Baca berita dengan sedikit iklan, klik di sini
Jemari lelaki itu cekatan mencelup-celupkan saringan berisi mi ke dalam kuah kaldu, lalu menuangkan isinya ke mangkuk berisi bumbu. Ia menambahkan kuah berwarna cokelat dan bakso, kemudian menyajikannya kepada pelanggan. “Beginilah pekerjaan sehari-hari saya sekarang,” kata Donny Supriyadi saat ditemui di kedai bakso miliknya, Baso Mastato, di Jalan Ternate, Kota Bandung, Kamis, 16 Mei lalu.
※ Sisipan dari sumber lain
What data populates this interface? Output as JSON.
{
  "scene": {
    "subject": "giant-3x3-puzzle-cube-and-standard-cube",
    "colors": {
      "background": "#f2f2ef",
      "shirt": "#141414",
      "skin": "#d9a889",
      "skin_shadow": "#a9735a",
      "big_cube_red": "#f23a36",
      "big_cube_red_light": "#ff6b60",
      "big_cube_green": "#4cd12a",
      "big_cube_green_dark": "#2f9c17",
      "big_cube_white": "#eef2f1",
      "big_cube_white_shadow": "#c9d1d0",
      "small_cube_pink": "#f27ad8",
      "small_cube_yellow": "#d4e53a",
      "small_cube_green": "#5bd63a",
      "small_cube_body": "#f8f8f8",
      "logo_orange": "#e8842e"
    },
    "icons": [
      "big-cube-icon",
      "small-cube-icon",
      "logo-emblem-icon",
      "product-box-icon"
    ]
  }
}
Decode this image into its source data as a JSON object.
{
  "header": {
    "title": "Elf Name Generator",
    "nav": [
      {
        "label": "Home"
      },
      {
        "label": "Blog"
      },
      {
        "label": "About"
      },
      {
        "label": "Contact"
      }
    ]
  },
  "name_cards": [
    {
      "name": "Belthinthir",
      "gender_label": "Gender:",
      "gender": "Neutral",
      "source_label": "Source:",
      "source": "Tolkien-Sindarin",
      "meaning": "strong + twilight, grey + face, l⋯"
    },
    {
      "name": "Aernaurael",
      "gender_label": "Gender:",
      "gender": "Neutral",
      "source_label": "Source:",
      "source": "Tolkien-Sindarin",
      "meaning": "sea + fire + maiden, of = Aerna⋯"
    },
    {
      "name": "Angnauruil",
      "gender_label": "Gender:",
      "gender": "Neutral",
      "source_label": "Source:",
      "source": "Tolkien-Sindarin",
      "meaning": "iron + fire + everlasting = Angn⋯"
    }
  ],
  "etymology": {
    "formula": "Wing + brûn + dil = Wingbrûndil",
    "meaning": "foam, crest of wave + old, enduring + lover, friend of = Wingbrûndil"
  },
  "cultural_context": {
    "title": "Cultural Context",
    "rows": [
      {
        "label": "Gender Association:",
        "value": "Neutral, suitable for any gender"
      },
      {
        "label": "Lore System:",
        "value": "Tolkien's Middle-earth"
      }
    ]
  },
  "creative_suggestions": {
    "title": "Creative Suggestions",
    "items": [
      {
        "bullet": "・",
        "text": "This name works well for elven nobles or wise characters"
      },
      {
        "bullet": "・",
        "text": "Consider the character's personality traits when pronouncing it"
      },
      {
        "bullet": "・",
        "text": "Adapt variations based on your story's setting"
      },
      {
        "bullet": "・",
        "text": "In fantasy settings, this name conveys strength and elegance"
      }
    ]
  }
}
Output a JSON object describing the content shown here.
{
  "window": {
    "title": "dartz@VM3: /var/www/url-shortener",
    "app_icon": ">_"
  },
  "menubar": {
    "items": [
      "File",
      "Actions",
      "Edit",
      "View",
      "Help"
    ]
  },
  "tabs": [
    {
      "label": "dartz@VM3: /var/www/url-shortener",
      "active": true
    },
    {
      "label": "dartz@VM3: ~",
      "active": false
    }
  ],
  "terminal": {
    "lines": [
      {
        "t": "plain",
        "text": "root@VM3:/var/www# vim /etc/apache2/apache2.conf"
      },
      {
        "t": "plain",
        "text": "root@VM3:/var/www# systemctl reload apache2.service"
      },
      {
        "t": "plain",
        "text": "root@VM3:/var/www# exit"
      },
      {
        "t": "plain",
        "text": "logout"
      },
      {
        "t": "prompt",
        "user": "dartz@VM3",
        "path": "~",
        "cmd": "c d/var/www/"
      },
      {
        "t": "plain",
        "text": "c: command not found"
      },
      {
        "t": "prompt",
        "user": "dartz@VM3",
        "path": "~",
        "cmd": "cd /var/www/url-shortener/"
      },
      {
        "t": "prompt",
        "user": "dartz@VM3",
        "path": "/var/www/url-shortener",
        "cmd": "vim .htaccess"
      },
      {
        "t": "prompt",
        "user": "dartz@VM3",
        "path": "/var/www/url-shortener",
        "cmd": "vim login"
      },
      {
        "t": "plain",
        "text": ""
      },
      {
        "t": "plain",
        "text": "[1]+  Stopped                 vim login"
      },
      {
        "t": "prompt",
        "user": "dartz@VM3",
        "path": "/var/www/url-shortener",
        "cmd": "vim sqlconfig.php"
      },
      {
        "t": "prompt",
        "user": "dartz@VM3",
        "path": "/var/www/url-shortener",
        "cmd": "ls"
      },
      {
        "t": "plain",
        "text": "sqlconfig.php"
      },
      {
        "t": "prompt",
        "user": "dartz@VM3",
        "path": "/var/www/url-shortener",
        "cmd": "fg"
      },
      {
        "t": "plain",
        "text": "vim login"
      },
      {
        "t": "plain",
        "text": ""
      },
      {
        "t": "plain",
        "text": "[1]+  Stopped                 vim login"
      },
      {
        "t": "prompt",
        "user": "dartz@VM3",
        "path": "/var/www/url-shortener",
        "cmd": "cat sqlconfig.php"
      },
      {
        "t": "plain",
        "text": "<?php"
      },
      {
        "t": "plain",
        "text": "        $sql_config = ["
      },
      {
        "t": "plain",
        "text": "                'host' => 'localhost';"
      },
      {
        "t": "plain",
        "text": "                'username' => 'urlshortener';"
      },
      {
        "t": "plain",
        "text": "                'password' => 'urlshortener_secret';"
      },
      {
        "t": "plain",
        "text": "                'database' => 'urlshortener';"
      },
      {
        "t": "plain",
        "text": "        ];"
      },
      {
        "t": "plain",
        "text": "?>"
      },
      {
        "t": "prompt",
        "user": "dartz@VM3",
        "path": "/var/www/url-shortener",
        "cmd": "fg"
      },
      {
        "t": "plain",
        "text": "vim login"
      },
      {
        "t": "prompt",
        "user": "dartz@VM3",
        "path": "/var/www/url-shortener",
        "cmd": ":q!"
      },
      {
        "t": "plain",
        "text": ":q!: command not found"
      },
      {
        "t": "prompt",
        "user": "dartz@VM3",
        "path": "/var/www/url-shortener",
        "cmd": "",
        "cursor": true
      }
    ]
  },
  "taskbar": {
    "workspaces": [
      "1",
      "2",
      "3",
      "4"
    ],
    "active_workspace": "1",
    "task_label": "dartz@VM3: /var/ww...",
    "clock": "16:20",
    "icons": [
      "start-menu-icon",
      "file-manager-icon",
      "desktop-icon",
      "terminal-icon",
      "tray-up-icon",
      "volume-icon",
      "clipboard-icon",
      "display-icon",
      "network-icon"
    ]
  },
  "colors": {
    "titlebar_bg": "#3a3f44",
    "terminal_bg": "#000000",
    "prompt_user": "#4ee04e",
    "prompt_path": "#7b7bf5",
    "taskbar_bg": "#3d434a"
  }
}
Mantan vokalis grup musik beraliran hardcore punk, Jeruji, itu beralih profesi menjadi pedagang bakso setelah memutuskan menekuni ajaran Islam. Sebelumnya, pria yang akrab disapa Dempak—pelafalan dari Themfuck—itu menjual aneka sandang seperti kaus dan topi, juga cendera mata. Namun usahanya gagal karena sepi peminat. Ia lalu mencoba menjual keripik. Lagi-lagi bisnisnya itu tak berumur panjang.
Baru pada 2013, ketika mulai mengurangi kesibukannya bersama Jeruji, Donny mencoba peruntungan membuka Baso Mastato dengan konsep menggabungkan mi ramen—mi khas Jepang—dengan bakso. Usaha baksonya kini mulai berkembang. Selain di Jalan Ternate, yang dalam sehari menjual rata-rata 75 mangkuk bakso, Baso Mastato buka di Jalan Jalaprang, Kota Bandung. Donny pun telah menggandeng mitra bisnis dengan membuka cabang di Cianjur, Bekasi, dan Sukabumi. “Ya, alhamdulillah, ternyata klopnya dagang bakso,” ucap Donny, 44 tahun.
Nafkah buat keluarga menjadi salah satu perhatian khusus Donny sebelum benar-benar meninggalkan dunia musik pada 2015. Sebelumnya, mata pencarian utamanya dari ngeband dan penjualan cendera mata. “Musik, bagi saya, haram,” ujar Donny. Ia mengutip hadis yang diriwayatkan Bukhari tentang larangan terhadap alat musik, konsumsi alkohol, kain sutra bagi laki-laki, dan zina.
Berbeda dengan Donny, Saktia Ari Seno alias Sakti, gitaris band Sheila on 7 pada 1996-2006, tak berpendapat bahwa musik dilarang. Namun pelajaran Islam jugalah yang membuatnya bertekad meninggalkan grup musik asal Yogyakarta itu. Ia harus memilih menjadi musikus atau mempelajari agama lantaran waktunya bentrok. “Saya memutuskan ngeboti (mengutamakan) belajar agama,” kata Sakti, yang kemudian bergabung dengan Jamaah Tabligh dan mengubah namanya menjadi Salman Al Jugjawy.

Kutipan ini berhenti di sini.